Exposition Equinoxe
d’automne à Prilly
Trois artistes unis par la passion de l’estampe et de la
nature
Pour
son exposition d’automne, l’Espace Equinoxe, au Château de Prilly, accueille
Christiane Jaques, Serena Martinelli et Dominique Gigante. Les trois artistes, qui
vivent et travaillent en Pays de Vaud, ont notamment pour dénominateur commun
la pratique assidue de l’estampe et de la gravure au sein d’un même atelier.
Ils mènent en effet leurs recherches à l’Atelier Raymond Meyer à Pully et Lutry.
A leurs côtés, le taille-doucier, imprimeur et éditeur n’a de cesse de les
pousser vers l’excellence, c’est-à-dire dans leurs derniers retranchements pour
révéler en eux les moments précis où l’acte de création devient une
respiration, une pensée, une émotion, une étincelle de vie. Les artistes se
retrouvent aussi dans le regard que chacun d’entre eux porte sur la nature et
l’organisation du monde.
Christiane Jaques présente une série de
gravures – pointe sèche et carborundum - inspirée des Galápagos. Lors d’un
voyage dans cet archipel de l'Équateur, elle s’est enfoncée dans la mangrove.

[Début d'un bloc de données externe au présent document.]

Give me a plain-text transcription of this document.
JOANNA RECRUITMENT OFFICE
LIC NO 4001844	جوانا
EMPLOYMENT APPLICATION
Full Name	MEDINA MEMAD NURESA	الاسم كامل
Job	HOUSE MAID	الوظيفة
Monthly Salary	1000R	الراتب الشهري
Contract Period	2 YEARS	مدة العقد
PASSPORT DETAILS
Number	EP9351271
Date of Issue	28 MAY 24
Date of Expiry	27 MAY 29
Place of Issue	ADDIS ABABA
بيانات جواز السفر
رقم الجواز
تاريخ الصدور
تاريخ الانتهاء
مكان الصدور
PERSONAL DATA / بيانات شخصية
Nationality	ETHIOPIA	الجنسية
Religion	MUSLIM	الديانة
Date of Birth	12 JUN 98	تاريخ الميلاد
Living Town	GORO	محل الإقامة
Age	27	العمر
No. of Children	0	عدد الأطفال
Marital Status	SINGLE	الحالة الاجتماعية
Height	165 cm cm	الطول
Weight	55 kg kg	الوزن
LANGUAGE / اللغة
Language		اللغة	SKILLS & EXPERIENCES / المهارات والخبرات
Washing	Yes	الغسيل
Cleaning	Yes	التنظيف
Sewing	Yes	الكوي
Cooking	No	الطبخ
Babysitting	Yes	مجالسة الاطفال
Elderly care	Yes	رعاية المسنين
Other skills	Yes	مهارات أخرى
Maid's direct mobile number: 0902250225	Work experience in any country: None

Fascinée par cet écosystème de marais maritime, elle a réalisé des
photographies sur le terrain. Elle en a tiré ensuite un magnifique travail
mettant en exergue l’aspect primitif et sauvage de ce biotope caractérisé par
une végétation enchevêtrée qu’elle décrit comme «des îles et des jardins qui
sortent de la mer». Christiane Jaques arpente par ailleurs très régulièrement
le Jardin botanique de Lausanne. L’occasion là aussi de s’attarder sur la
structure des végétaux, sur la façon dont ils s’entremêlent, laissent passer la
lumière ou deviennent les vecteurs de ses émotions. Les gravures de Christiane
Jaques transmuent la nature en une trame sensible sur laquelle s’agrippent les
secrets d’un chemin de vie oscillant entre exploration et poésie.
Pour
Serena Martinelli, la gravure avec
Raymond Meyer est «une véritable découverte de liberté». Ses estampes mélangent plusieurs
techniques qui s’enrichissent mutuellement, comme la peinture, le collage, la
pointe sèche. Le rythme de création à l’origine de ces travaux résultant d’une
suite d’essais que l’artiste qualifie d’«al dente» est également essentiel.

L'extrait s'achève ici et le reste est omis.